Note

Go to the end to download the full example code.

Reliability Analysis (Classification)#

This example demonstrates how to analyze model reliability and calibration for classification problems using various methods and metrics.

Installation

# To install the required package, use the following command:
# !pip install modeva

Authentication

# To get authentication, use the following command: (To get full access please replace the token to your own token)
# from modeva.utils.authenticate import authenticate
# authenticate(auth_code='eaaa4301-b140-484c-8e93-f9f633c8bacb')

Import required modules

from modeva import DataSet
from modeva import TestSuite
from modeva.models import MoLGBMClassifier
from modeva.models import MoXGBClassifier
from modeva.testsuite.utils.slicing_utils import get_data_info

Load and prepare dataset

ds = DataSet()
ds.load(name="TaiwanCredit")
ds.scale_numerical(method="minmax")
ds.preprocess()
ds.set_random_split(random_state=0)

Train models

model1 = MoXGBClassifier(max_depth=2)
model1.fit(ds.train_x, ds.train_y)

model2 = MoLGBMClassifier(max_depth=2, verbose=-1, random_state=0)
model2.fit(ds.train_x, ds.train_y.ravel().astype(float))

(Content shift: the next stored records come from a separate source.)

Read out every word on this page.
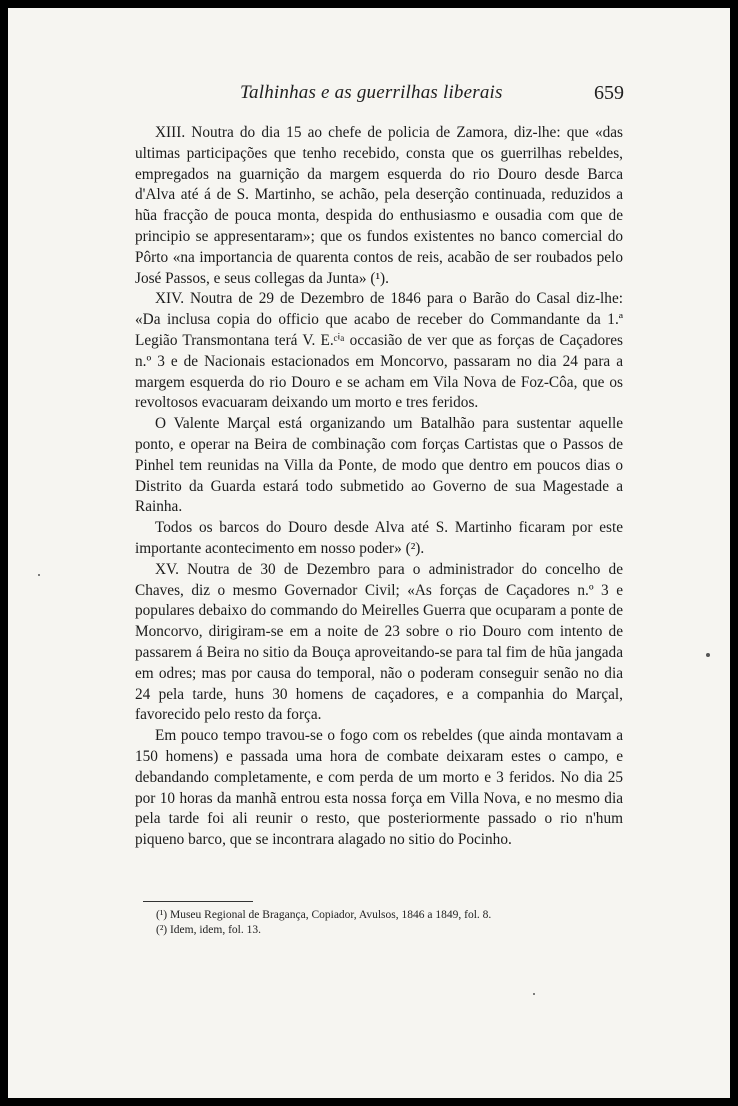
Talhinhas e as guerrilhas liberais	659

XIII. Noutra do dia 15 ao chefe de policia de Zamora, diz-lhe: que «das ultimas participações que tenho recebido, consta que os guerrilhas rebeldes, empregados na guarnição da margem esquerda do rio Douro desde Barca d'Alva até á de S. Martinho, se achão, pela deserção continuada, reduzidos a hũa fracção de pouca monta, despida do enthusiasmo e ousadia com que de principio se appresentaram»; que os fundos existentes no banco comercial do Pôrto «na importancia de quarenta contos de reis, acabão de ser roubados pelo José Passos, e seus collegas da Junta» (¹).

XIV. Noutra de 29 de Dezembro de 1846 para o Barão do Casal diz-lhe: «Da inclusa copia do officio que acabo de receber do Commandante da 1.ª Legião Transmontana terá V. E.ᶜⁱᵃ occasião de ver que as forças de Caçadores n.º 3 e de Nacionais estacionados em Moncorvo, passaram no dia 24 para a margem esquerda do rio Douro e se acham em Vila Nova de Foz-Côa, que os revoltosos evacuaram deixando um morto e tres feridos.

O Valente Marçal está organizando um Batalhão para sustentar aquelle ponto, e operar na Beira de combinação com forças Cartistas que o Passos de Pinhel tem reunidas na Villa da Ponte, de modo que dentro em poucos dias o Distrito da Guarda estará todo submetido ao Governo de sua Magestade a Rainha.

Todos os barcos do Douro desde Alva até S. Martinho ficaram por este importante acontecimento em nosso poder» (²).

XV. Noutra de 30 de Dezembro para o administrador do concelho de Chaves, diz o mesmo Governador Civil; «As forças de Caçadores n.º 3 e populares debaixo do commando do Meirelles Guerra que ocuparam a ponte de Moncorvo, dirigiram-se em a noite de 23 sobre o rio Douro com intento de passarem á Beira no sitio da Bouça aproveitando-se para tal fim de hũa jangada em odres; mas por causa do temporal, não o poderam conseguir senão no dia 24 pela tarde, huns 30 homens de caçadores, e a companhia do Marçal, favorecido pelo resto da força.

Em pouco tempo travou-se o fogo com os rebeldes (que ainda montavam a 150 homens) e passada uma hora de combate deixaram estes o campo, e debandando completamente, e com perda de um morto e 3 feridos. No dia 25 por 10 horas da manhã entrou esta nossa força em Villa Nova, e no mesmo dia pela tarde foi ali reunir o resto, que posteriormente passado o rio n'hum piqueno barco, que se incontrara alagado no sitio do Pocinho.

(¹) Museu Regional de Bragança, Copiador, Avulsos, 1846 a 1849, fol. 8.
(²) Idem, idem, fol. 13.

MoLGBMClassifier(boosting_type='gbdt', class_weight=None, colsample_bytree=1.0,
                 importance_type='split', learning_rate=0.1, max_depth=2,
                 min_child_samples=20, min_child_weight=0.001,
                 min_split_gain=0.0, n_estimators=100, n_jobs=None,
                 num_leaves=31, objective=None, random_state=0, reg_alpha=0.0,
                 reg_lambda=0.0, subsample=1.0, subsample_for_bin=200000,
                 subsample_freq=0, verbose=-1)

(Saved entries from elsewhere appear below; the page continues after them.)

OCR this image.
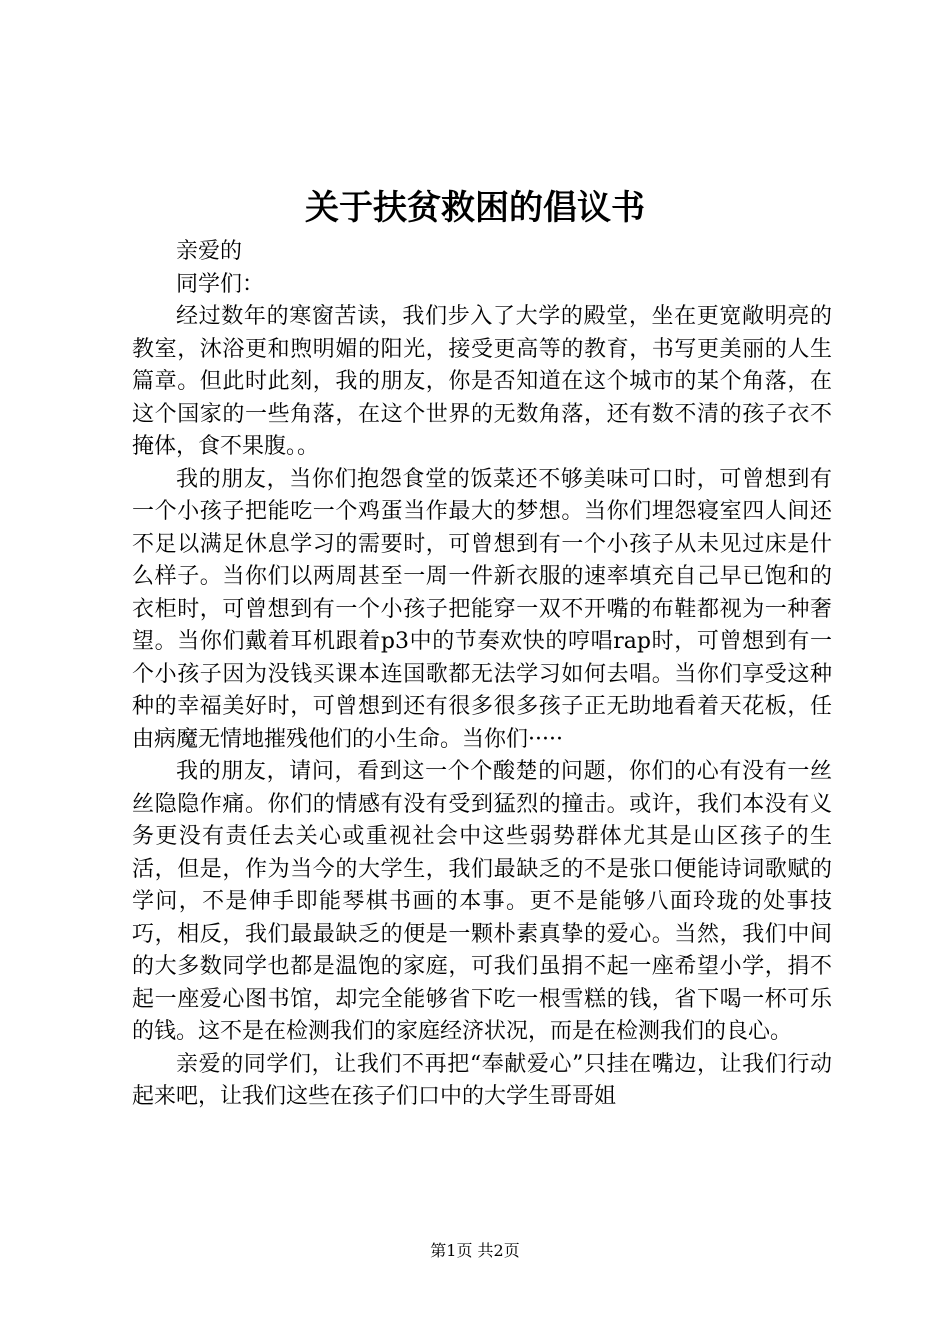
关于扶贫救困的倡议书

亲爱的

同学们：

经过数年的寒窗苦读，我们步入了大学的殿堂，坐在更宽敞明亮的教室，沐浴更和煦明媚的阳光，接受更高等的教育，书写更美丽的人生篇章。但此时此刻，我的朋友，你是否知道在这个城市的某个角落，在这个国家的一些角落，在这个世界的无数角落，还有数不清的孩子衣不掩体，食不果腹。。

我的朋友，当你们抱怨食堂的饭菜还不够美味可口时，可曾想到有一个小孩子把能吃一个鸡蛋当作最大的梦想。当你们埋怨寝室四人间还不足以满足休息学习的需要时，可曾想到有一个小孩子从未见过床是什么样子。当你们以两周甚至一周一件新衣服的速率填充自己早已饱和的衣柜时，可曾想到有一个小孩子把能穿一双不开嘴的布鞋都视为一种奢望。当你们戴着耳机跟着p3中的节奏欢快的哼唱rap时，可曾想到有一个小孩子因为没钱买课本连国歌都无法学习如何去唱。当你们享受这种种的幸福美好时，可曾想到还有很多很多孩子正无助地看着天花板，任由病魔无情地摧残他们的小生命。当你们·····

我的朋友，请问，看到这一个个酸楚的问题，你们的心有没有一丝丝隐隐作痛。你们的情感有没有受到猛烈的撞击。或许，我们本没有义务更没有责任去关心或重视社会中这些弱势群体尤其是山区孩子的生活，但是，作为当今的大学生，我们最缺乏的不是张口便能诗词歌赋的学问，不是伸手即能琴棋书画的本事。更不是能够八面玲珑的处事技巧，相反，我们最最缺乏的便是一颗朴素真挚的爱心。当然，我们中间的大多数同学也都是温饱的家庭，可我们虽捐不起一座希望小学，捐不起一座爱心图书馆，却完全能够省下吃一根雪糕的钱，省下喝一杯可乐的钱。这不是在检测我们的家庭经济状况，而是在检测我们的良心。

亲爱的同学们，让我们不再把“奉献爱心”只挂在嘴边，让我们行动起来吧，让我们这些在孩子们口中的大学生哥哥姐

第1页 共2页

In a Jupyter environment, please rerun this cell to show the HTML representation or trust the notebook.
On GitHub, the HTML representation is unable to render, please try loading this page with nbviewer.org.

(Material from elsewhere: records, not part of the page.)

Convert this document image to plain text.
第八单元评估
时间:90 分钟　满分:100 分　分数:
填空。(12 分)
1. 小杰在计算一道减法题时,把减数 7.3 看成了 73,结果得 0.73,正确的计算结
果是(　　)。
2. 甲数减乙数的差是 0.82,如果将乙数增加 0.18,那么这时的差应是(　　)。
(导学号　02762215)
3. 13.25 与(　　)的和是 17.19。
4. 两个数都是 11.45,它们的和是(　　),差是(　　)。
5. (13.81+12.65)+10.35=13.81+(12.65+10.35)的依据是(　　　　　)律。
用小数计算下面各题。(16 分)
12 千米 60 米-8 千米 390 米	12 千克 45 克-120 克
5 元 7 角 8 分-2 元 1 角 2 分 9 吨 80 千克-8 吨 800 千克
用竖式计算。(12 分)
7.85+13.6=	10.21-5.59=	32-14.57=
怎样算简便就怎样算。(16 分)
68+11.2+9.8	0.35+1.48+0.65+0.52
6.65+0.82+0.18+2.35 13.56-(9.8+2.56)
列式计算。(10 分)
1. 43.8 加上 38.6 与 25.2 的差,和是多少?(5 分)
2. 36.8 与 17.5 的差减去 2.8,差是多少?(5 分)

Basic reliability analysis#

ts = TestSuite(ds, model1)

As train_dataset == test_dataset, we would split the test data, one for training (calculating the non-conformal scores) and another for evaluation the test_size (0.5) is the proportion of the test data used for training.

results = ts.diagnose_reliability(
    train_dataset="test",
    test_dataset="test",
    test_size=0.5,
    alpha=0.2,
    random_state=0
)
results.table

	Avg.Width	Avg.Coverage
0	0.9407	0.7887

Analyze data drift between reliable and unreliable samples of the test dataset (obtained from the reliability analysis)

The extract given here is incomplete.